FIG. 1 is a front view showing a configuration of a connector ferrule according to one embodiment of the present invention.

FIG. 2 is a perspective view of a board used in the connector ferrule of FIG. 1;

FIG. 3 is a front view illustrating a laminated state of substrates.

FIG. 4 is a perspective view illustrating a laminated state of substrates.

FIG. 5 is a front view showing a state in which boards are stacked in a connector ferrule according to another embodiment of the present invention.

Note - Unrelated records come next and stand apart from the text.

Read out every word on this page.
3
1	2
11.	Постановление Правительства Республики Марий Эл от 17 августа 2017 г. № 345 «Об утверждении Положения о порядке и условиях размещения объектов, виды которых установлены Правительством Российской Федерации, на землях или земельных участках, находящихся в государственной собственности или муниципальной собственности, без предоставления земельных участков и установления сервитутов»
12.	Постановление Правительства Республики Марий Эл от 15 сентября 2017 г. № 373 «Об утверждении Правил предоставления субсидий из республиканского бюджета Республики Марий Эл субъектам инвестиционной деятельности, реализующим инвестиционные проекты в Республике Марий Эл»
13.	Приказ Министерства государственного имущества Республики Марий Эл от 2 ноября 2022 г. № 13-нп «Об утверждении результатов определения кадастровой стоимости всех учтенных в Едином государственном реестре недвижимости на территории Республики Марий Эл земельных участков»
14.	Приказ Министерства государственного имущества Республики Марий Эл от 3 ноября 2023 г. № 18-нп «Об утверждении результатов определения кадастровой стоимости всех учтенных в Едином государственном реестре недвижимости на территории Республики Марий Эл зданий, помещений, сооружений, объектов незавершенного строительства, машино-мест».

FIG. 6 is a perspective view showing a structure of an MT connector which is an example of a conventional optical connector.

[Explanation of symbols]

 DESCRIPTION OF SYMBOLS 1, 1 'board 2 V groove 3 recess 4, 4' protrusion 5 guide pin insertion hole 5a first groove 5b second groove 6 plastic layer 7 optical fiber 8 guide pin

Claims (3)

(57) [Scope of request for utility model registration] 1. A connector ferrule which is used for an optical connector for connecting a plurality of optical fibers collectively and which positions an optical fiber by a V-groove, provided on one surface so as to be parallel to each other. One end reaches one side of the one surface to position the guide pin 2
A plurality of parallel V-shaped grooves provided between the first groove of the book and the first groove of the one surface and having one end reaching the one side.
A V groove having a groove, two second grooves provided on the other surface corresponding to the first groove for positioning the guide pin, and provided on the other surface corresponding to the V groove; A plurality of the substrates are laminated such that the sides are respectively on the same plane, using a substrate having a projection that can be fitted into the V-groove portion. Optical fiber connector ferrule. 2. The multi-fiber multilayer optical fiber connector ferrule according to claim 1, wherein the substrate is made of a material having a low coefficient of linear expansion. 3. The substrate according to claim 1, wherein the V-groove portion has a concave portion formed on one surface of the substrate, and a V-groove is provided on the bottom surface of the concave portion, and the projecting portion is fitted into the concave portion. 2. The multi-core collective optical fiber connector ferrule described in 1. above.